New Jersey: Nurses strike Bergen Regional Medical Center

On June 2, about 420 nurses and other hospital staff at the Bergen Regional Medical Center in Paramus, New Jersey, one of the state’s largest hospitals, struck after negotiations between the hospital and the union broke down. The Health Professionals and Allied Employees (HPAE) union is demanding a higher nurse to patient ratio, increased pension funding, higher wages, and a two-year rather than a three-year contract.

The hospital prepared for the shortage in staff by “starting a major recruitment drive,” offering $10,000 signing bonuses. It found over 100 replacement nurses, whom the union contends have not been adequately trained and therefore increases risks for patients. The union has arranged with the state officials for workers to receive unemployment insurance during the strike. This is only allowed because the hospital has said that its work has not been affected.

Two weeks earlier, HPAE workers in six New Jersey hospitals voted to strike. The union said that 90 to 98 percent of the members voted to strike in each case. In all cases, except at the Bergen Regional Medical Center, the union reached an agreement with management. This has left the workers at Bergen Regional isolated from the general struggle of hospital workers and made them dependent on federal mediators and possible arbitrators. The union wanted to hire an arbitrator, but management refused. According to the HPAE web site, the union was “waiting for the Federal Mediator to call the parties back to the table.”

Bergen Regional Medical Center was a chronically underfunded government run hospital under the authority of Bergen County until county politicians privatized it in 1998. Under the 1998 contract, the company, Bergen Regional Medical Center LP, pays the county $6 million in rent, but it receives $9 million for a monthly management fee. In addition, the company gets to keep all the profit they make from their monopoly on health services. The first five years of the relationship between the county and the company were marked by numerous lawsuits.

This changed in 2003, when Democrat Dennis McNerney took control of the county executive’s office. For the previous three years, the company and its affiliates had given hundreds of thousands of dollars to Democratic organizations that put McNerney in power.
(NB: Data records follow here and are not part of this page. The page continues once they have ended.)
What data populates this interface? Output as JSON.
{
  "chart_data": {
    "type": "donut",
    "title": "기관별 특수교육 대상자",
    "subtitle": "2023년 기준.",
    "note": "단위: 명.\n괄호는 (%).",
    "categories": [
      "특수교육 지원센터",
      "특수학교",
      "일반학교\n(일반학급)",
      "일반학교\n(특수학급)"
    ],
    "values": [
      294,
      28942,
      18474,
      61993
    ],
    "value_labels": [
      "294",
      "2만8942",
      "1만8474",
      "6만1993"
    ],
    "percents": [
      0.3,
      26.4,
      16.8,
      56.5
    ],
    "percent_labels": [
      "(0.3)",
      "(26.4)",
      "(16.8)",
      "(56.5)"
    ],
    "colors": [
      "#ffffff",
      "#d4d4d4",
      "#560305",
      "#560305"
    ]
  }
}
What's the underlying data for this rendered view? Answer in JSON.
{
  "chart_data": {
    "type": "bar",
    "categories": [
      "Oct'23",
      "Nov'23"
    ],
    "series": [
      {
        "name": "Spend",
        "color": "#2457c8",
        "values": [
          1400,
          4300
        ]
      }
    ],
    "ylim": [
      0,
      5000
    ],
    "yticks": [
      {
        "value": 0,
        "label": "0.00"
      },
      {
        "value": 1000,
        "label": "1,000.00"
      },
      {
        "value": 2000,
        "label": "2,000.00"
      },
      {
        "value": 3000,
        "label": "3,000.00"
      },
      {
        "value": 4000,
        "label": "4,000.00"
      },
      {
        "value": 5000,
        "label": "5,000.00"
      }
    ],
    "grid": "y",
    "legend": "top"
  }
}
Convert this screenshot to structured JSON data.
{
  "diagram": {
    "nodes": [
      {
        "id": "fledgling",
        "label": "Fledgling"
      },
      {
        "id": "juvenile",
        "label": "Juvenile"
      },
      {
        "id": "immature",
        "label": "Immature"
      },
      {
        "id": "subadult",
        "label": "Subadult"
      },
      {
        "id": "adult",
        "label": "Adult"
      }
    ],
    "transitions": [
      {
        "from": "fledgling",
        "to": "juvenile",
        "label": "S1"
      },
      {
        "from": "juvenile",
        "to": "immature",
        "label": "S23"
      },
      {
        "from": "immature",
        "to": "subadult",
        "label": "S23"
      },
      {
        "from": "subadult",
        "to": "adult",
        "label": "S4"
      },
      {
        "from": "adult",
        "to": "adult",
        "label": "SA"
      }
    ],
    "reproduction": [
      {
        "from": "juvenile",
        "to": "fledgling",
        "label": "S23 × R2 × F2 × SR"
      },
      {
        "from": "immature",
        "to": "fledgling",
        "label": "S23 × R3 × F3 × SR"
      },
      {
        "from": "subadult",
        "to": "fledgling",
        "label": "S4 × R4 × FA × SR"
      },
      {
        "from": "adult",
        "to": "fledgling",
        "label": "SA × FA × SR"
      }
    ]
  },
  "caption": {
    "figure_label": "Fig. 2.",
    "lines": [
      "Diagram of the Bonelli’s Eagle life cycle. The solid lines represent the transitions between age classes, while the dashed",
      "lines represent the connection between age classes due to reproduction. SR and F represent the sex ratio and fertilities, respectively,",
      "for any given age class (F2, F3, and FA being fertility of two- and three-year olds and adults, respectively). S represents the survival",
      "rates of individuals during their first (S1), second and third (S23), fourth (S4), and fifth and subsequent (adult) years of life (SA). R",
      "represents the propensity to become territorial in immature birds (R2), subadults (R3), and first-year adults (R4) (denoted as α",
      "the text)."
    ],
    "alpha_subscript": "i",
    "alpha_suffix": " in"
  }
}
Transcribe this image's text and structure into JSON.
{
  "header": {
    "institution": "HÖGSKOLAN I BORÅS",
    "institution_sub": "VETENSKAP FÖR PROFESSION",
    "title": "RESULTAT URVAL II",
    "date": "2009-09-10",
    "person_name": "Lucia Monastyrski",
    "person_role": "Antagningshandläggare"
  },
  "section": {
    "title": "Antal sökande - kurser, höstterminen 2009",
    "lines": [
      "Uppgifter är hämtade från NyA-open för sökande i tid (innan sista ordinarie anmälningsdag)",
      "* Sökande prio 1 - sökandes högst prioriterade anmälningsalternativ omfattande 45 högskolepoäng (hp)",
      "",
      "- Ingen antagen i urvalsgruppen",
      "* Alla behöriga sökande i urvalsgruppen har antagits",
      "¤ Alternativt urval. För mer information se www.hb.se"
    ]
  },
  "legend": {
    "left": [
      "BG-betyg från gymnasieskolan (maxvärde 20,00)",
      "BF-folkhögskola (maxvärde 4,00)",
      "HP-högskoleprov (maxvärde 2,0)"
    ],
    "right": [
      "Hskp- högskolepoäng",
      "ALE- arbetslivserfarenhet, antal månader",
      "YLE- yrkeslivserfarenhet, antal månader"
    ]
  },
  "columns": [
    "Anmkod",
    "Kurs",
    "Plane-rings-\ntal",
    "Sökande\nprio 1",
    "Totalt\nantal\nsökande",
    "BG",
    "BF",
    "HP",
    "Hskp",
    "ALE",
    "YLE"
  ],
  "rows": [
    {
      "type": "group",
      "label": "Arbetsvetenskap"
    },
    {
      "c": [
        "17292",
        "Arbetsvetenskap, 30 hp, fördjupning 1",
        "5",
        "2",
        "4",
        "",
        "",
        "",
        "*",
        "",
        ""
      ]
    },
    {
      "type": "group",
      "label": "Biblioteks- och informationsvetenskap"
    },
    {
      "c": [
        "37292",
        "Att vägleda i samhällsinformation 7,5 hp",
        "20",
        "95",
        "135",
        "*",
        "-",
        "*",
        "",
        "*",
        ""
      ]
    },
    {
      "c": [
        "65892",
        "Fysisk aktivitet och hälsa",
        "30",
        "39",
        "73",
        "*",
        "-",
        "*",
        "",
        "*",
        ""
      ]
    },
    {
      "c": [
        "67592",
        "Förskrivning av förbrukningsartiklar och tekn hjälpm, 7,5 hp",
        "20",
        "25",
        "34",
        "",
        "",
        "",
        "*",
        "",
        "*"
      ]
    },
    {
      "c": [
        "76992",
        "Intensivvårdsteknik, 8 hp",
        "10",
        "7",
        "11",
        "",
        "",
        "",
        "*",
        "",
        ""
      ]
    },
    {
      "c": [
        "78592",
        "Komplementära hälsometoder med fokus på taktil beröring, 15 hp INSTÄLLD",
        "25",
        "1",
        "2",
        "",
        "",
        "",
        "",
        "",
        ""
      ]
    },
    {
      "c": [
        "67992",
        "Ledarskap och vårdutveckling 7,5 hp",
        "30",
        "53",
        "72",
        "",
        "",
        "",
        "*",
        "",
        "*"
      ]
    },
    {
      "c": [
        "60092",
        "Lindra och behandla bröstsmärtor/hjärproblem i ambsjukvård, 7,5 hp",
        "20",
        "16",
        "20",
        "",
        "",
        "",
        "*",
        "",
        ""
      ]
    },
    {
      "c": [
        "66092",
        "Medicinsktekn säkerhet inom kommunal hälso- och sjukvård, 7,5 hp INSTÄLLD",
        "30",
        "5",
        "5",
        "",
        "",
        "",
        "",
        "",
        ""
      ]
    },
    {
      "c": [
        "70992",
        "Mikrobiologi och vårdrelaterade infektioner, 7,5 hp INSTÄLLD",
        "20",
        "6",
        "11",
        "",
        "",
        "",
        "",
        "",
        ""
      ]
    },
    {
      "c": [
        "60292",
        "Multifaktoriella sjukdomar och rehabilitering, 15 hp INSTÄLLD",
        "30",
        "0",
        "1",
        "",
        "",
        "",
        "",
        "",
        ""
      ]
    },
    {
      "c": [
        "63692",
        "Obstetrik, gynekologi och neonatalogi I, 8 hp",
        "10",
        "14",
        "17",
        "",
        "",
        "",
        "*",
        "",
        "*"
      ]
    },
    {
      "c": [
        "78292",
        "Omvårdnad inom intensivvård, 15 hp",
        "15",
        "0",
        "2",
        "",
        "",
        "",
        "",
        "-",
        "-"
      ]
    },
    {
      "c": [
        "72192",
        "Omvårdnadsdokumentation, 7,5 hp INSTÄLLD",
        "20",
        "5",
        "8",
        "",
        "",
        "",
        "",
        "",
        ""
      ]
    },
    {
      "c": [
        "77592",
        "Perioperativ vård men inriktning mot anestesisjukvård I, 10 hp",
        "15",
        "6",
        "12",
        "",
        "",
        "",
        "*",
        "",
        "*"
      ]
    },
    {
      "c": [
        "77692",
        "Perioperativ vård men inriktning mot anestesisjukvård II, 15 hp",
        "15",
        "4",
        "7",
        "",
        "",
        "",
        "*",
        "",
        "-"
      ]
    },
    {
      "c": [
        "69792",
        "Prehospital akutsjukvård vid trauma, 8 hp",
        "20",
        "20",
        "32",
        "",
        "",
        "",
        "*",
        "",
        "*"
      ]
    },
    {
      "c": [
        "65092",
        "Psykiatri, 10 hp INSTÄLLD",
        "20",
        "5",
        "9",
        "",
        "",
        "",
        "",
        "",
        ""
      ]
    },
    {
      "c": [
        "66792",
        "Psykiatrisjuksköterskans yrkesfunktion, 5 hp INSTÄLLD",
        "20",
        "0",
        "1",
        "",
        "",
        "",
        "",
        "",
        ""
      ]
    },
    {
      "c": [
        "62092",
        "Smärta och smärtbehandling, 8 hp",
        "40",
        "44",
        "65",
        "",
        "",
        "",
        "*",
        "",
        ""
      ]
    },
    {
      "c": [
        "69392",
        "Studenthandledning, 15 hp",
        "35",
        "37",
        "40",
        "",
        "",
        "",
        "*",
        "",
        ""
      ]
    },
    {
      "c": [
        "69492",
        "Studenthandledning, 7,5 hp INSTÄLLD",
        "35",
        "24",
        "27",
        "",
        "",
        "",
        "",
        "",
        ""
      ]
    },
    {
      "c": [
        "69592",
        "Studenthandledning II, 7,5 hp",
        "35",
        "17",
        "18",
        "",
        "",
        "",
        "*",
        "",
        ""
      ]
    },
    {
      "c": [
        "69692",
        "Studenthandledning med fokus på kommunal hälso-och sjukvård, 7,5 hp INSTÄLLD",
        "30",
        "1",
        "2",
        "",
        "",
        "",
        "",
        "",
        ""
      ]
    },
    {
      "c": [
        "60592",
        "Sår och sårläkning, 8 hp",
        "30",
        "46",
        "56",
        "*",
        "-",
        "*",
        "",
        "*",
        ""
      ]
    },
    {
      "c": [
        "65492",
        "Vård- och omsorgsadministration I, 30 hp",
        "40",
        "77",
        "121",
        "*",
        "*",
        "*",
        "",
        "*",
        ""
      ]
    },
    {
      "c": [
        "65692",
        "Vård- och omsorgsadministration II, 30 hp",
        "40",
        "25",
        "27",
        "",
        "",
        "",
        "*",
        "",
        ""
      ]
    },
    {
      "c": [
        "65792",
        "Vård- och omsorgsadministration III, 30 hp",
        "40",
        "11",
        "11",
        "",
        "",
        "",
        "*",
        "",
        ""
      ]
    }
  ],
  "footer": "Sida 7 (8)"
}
As a result, the county dropped its lawsuits against the company, among them claims that the company had illegally avoided hundreds of thousands of dollars in sales taxes. Since 1998, Bergen Regional Medical Center LP has reduced the number of registered nurses on its staff by about 40 percent, from 425 to 240.

Canada

Group Home workers on strike

Twenty-seven employees of Deer Park Villa social service agency in Ituna, Saskatchewan, have been on strike since June 3. The workers are fighting for union recognition to compel their employer to recognize job seniority in determining promotions and overtime calls. Deer Park Villa operates three group homes and several other facilities providing services for adults with mental and physical challenges.

The striking workers are represented by Canadian Union of Public Employees (CUPE) Local 4552. After failing to achieve a first contract after a year of bargaining, 82 percent of the local union members voted in favor of the strike on May 3.

Strike looms for Sudbury hydro workers

Eighty-two inside and outside workers at Greater Sudbury Hydro Plus, a city-owned power generation utility in Sudbury, Ontario, could go on strike as early as June 19. Conciliation talks have failed after management refused to withdraw a list of 21 concession demands, including the elimination of retiree benefits. The board of directors, appointed by local councilors, is demanding the concessions even though 23 jobs have been cut from the utility since deregulation in 2001 and workload has increased substantially. The workers, who are members of CUPE, have already voted 93 percent in favor of a strike.